Yemen is a wealthy country with its agricultural, tourist, strategic location, fishery and petrol.
In fact it is wealthier than most of the Arab oil countries in terms of its multi economic resources which Saleh had hired as a furnished hotel suit to the western and some Arab countries' intelligence, whom he asks their help against his opponents under pretexts of terrorism.
I often repeat that the GCC didn't deal with the Yemeni issue when Ali Abdullah Saleh was overthrown as a long term strategic vision, but as a temporary security issue.
It gave Saleh and his aides a legal immunity despite what they had done with the Yemeni people. Moreover they gave him 50 percent of the executive power and kept his security leadership  (the president's sons) in their positions, making it difficult for the one who succeeds him to undertake any significant changes for building a strong unified state.
President Hadi took office while Yemen was in a deplorable state. There are armed and unarmed conflicts everywhere. On the other hand there are the 50 percent of the executive power which is imposed by the GCC as well as the refusal of the military leaders (the sons of the former president,) to carry out his instructions and directions.
The greatest mistake of the GCC initiative is that they did not freeze the assets of the former President and his family and the wealth of the leaders of his party, which created of them a financial power, that is able to drag the country into war, and paralyze the new regime (Abdu Rabo Mansur Hadi,) preventing it from undertaking the country's administration and interests.
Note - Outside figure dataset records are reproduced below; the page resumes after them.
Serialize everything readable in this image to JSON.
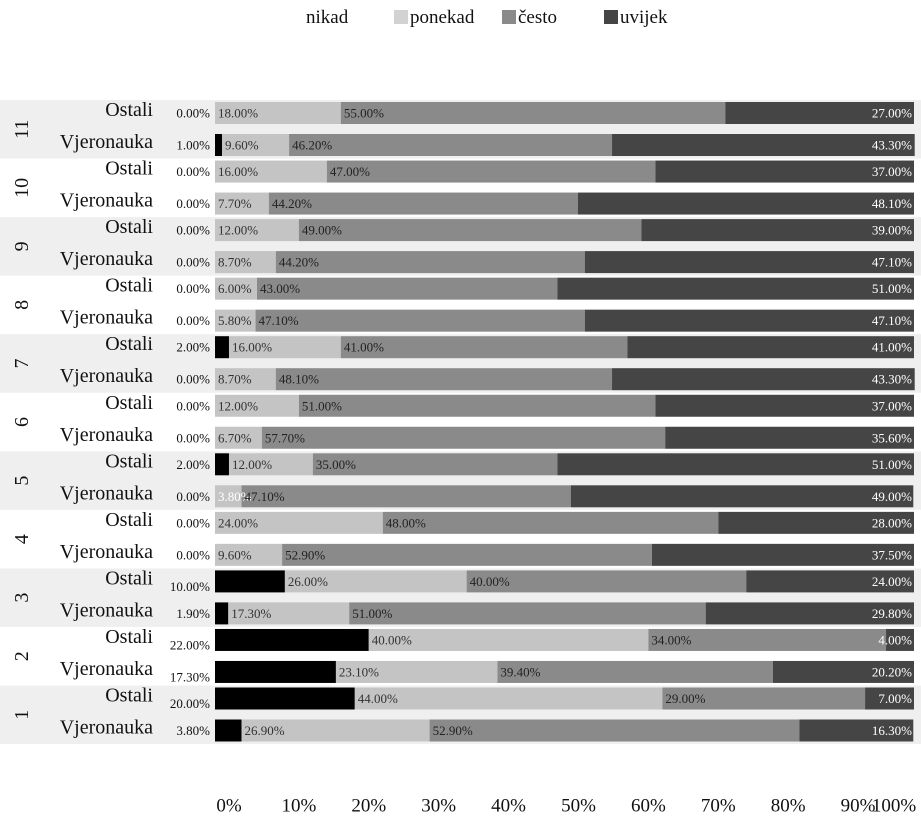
{
  "chart_data": {
    "type": "bar",
    "orientation": "horizontal",
    "stacked": true,
    "legend": {
      "placement": "top",
      "entries": [
        {
          "label": "nikad",
          "color": "#000000"
        },
        {
          "label": "ponekad",
          "color": "#c4c4c4"
        },
        {
          "label": "često",
          "color": "#8a8a8a"
        },
        {
          "label": "uvijek",
          "color": "#454545"
        }
      ]
    },
    "x_ticks": [
      "0%",
      "10%",
      "20%",
      "30%",
      "40%",
      "50%",
      "60%",
      "70%",
      "80%",
      "90%",
      "100%"
    ],
    "xlim": [
      0,
      100
    ],
    "series_colors": [
      "#000000",
      "#c4c4c4",
      "#8a8a8a",
      "#454545"
    ],
    "groups": [
      {
        "group": "11",
        "rows": [
          {
            "label": "Ostali",
            "values": [
              0.0,
              18.0,
              55.0,
              27.0
            ],
            "labels": [
              "0.00%",
              "18.00%",
              "55.00%",
              "27.00%"
            ]
          },
          {
            "label": "Vjeronauka",
            "values": [
              1.0,
              9.6,
              46.2,
              43.3
            ],
            "labels": [
              "1.00%",
              "9.60%",
              "46.20%",
              "43.30%"
            ]
          }
        ]
      },
      {
        "group": "10",
        "rows": [
          {
            "label": "Ostali",
            "values": [
              0.0,
              16.0,
              47.0,
              37.0
            ],
            "labels": [
              "0.00%",
              "16.00%",
              "47.00%",
              "37.00%"
            ]
          },
          {
            "label": "Vjeronauka",
            "values": [
              0.0,
              7.7,
              44.2,
              48.1
            ],
            "labels": [
              "0.00%",
              "7.70%",
              "44.20%",
              "48.10%"
            ]
          }
        ]
      },
      {
        "group": "9",
        "rows": [
          {
            "label": "Ostali",
            "values": [
              0.0,
              12.0,
              49.0,
              39.0
            ],
            "labels": [
              "0.00%",
              "12.00%",
              "49.00%",
              "39.00%"
            ]
          },
          {
            "label": "Vjeronauka",
            "values": [
              0.0,
              8.7,
              44.2,
              47.1
            ],
            "labels": [
              "0.00%",
              "8.70%",
              "44.20%",
              "47.10%"
            ]
          }
        ]
      },
      {
        "group": "8",
        "rows": [
          {
            "label": "Ostali",
            "values": [
              0.0,
              6.0,
              43.0,
              51.0
            ],
            "labels": [
              "0.00%",
              "6.00%",
              "43.00%",
              "51.00%"
            ]
          },
          {
            "label": "Vjeronauka",
            "values": [
              0.0,
              5.8,
              47.1,
              47.1
            ],
            "labels": [
              "0.00%",
              "5.80%",
              "47.10%",
              "47.10%"
            ]
          }
        ]
      },
      {
        "group": "7",
        "rows": [
          {
            "label": "Ostali",
            "values": [
              2.0,
              16.0,
              41.0,
              41.0
            ],
            "labels": [
              "2.00%",
              "16.00%",
              "41.00%",
              "41.00%"
            ]
          },
          {
            "label": "Vjeronauka",
            "values": [
              0.0,
              8.7,
              48.1,
              43.3
            ],
            "labels": [
              "0.00%",
              "8.70%",
              "48.10%",
              "43.30%"
            ]
          }
        ]
      },
      {
        "group": "6",
        "rows": [
          {
            "label": "Ostali",
            "values": [
              0.0,
              12.0,
              51.0,
              37.0
            ],
            "labels": [
              "0.00%",
              "12.00%",
              "51.00%",
              "37.00%"
            ]
          },
          {
            "label": "Vjeronauka",
            "values": [
              0.0,
              6.7,
              57.7,
              35.6
            ],
            "labels": [
              "0.00%",
              "6.70%",
              "57.70%",
              "35.60%"
            ]
          }
        ]
      },
      {
        "group": "5",
        "rows": [
          {
            "label": "Ostali",
            "values": [
              2.0,
              12.0,
              35.0,
              51.0
            ],
            "labels": [
              "2.00%",
              "12.00%",
              "35.00%",
              "51.00%"
            ]
          },
          {
            "label": "Vjeronauka",
            "values": [
              0.0,
              3.8,
              47.1,
              49.0
            ],
            "labels": [
              "0.00%",
              "3.80%",
              "47.10%",
              "49.00%"
            ]
          }
        ]
      },
      {
        "group": "4",
        "rows": [
          {
            "label": "Ostali",
            "values": [
              0.0,
              24.0,
              48.0,
              28.0
            ],
            "labels": [
              "0.00%",
              "24.00%",
              "48.00%",
              "28.00%"
            ]
          },
          {
            "label": "Vjeronauka",
            "values": [
              0.0,
              9.6,
              52.9,
              37.5
            ],
            "labels": [
              "0.00%",
              "9.60%",
              "52.90%",
              "37.50%"
            ]
          }
        ]
      },
      {
        "group": "3",
        "rows": [
          {
            "label": "Ostali",
            "values": [
              10.0,
              26.0,
              40.0,
              24.0
            ],
            "labels": [
              "10.00%",
              "26.00%",
              "40.00%",
              "24.00%"
            ]
          },
          {
            "label": "Vjeronauka",
            "values": [
              1.9,
              17.3,
              51.0,
              29.8
            ],
            "labels": [
              "1.90%",
              "17.30%",
              "51.00%",
              "29.80%"
            ]
          }
        ]
      },
      {
        "group": "2",
        "rows": [
          {
            "label": "Ostali",
            "values": [
              22.0,
              40.0,
              34.0,
              4.0
            ],
            "labels": [
              "22.00%",
              "40.00%",
              "34.00%",
              "4.00%"
            ]
          },
          {
            "label": "Vjeronauka",
            "values": [
              17.3,
              23.1,
              39.4,
              20.2
            ],
            "labels": [
              "17.30%",
              "23.10%",
              "39.40%",
              "20.20%"
            ]
          }
        ]
      },
      {
        "group": "1",
        "rows": [
          {
            "label": "Ostali",
            "values": [
              20.0,
              44.0,
              29.0,
              7.0
            ],
            "labels": [
              "20.00%",
              "44.00%",
              "29.00%",
              "7.00%"
            ]
          },
          {
            "label": "Vjeronauka",
            "values": [
              3.8,
              26.9,
              52.9,
              16.3
            ],
            "labels": [
              "3.80%",
              "26.90%",
              "52.90%",
              "16.30%"
            ]
          }
        ]
      }
    ]
  }
}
The Americans deal with us across their spies and Arab agents who seek only their interests and not the interests of their Arab and Islamic nation, using al-Qaeda as a scarecrow. The American writer, Bernard Hegel says "what aggravates the situation in Yemen is the attitude of the American policy towards Yemen, which focuses exclusively on al-Qaeda and the security scare that it imposes
, in terms of looking for the reasons of its rise and spread in Yemen so as to resolve it, and end its role there. "
Dr. Abdul-Azia Bin Sagr (Gulf Research Center,) says, " the solutions introduced by the Saudi are to encourage Yemen to enter into confrontation and to direct a strike to al-Qaeda.
 We affirmed many times that the security solutions to any political opposition are not helpful. I hoped that the think tanks and writers should encourage the governments to find peaceful solutions to the demands of all political movements, so as to find solutions away from violence, because violence creates more damaging and harmful reactions.
( 3 )
 In my opinion, if the GCC want stability in Yemen, they should first drain the internal and external resources of the former regime, and seize their wealth so that it would not be used in destabilizing the new regime. It should also dismiss their military and security leaders and speed up the development process in a tangible manner to the people. Al-Qaeda role will be ended by lifting the foreign hands from the Yemeni internal affairs, speeding up development and ending the roles of the senior, corrupt, bribee tribal leaderships.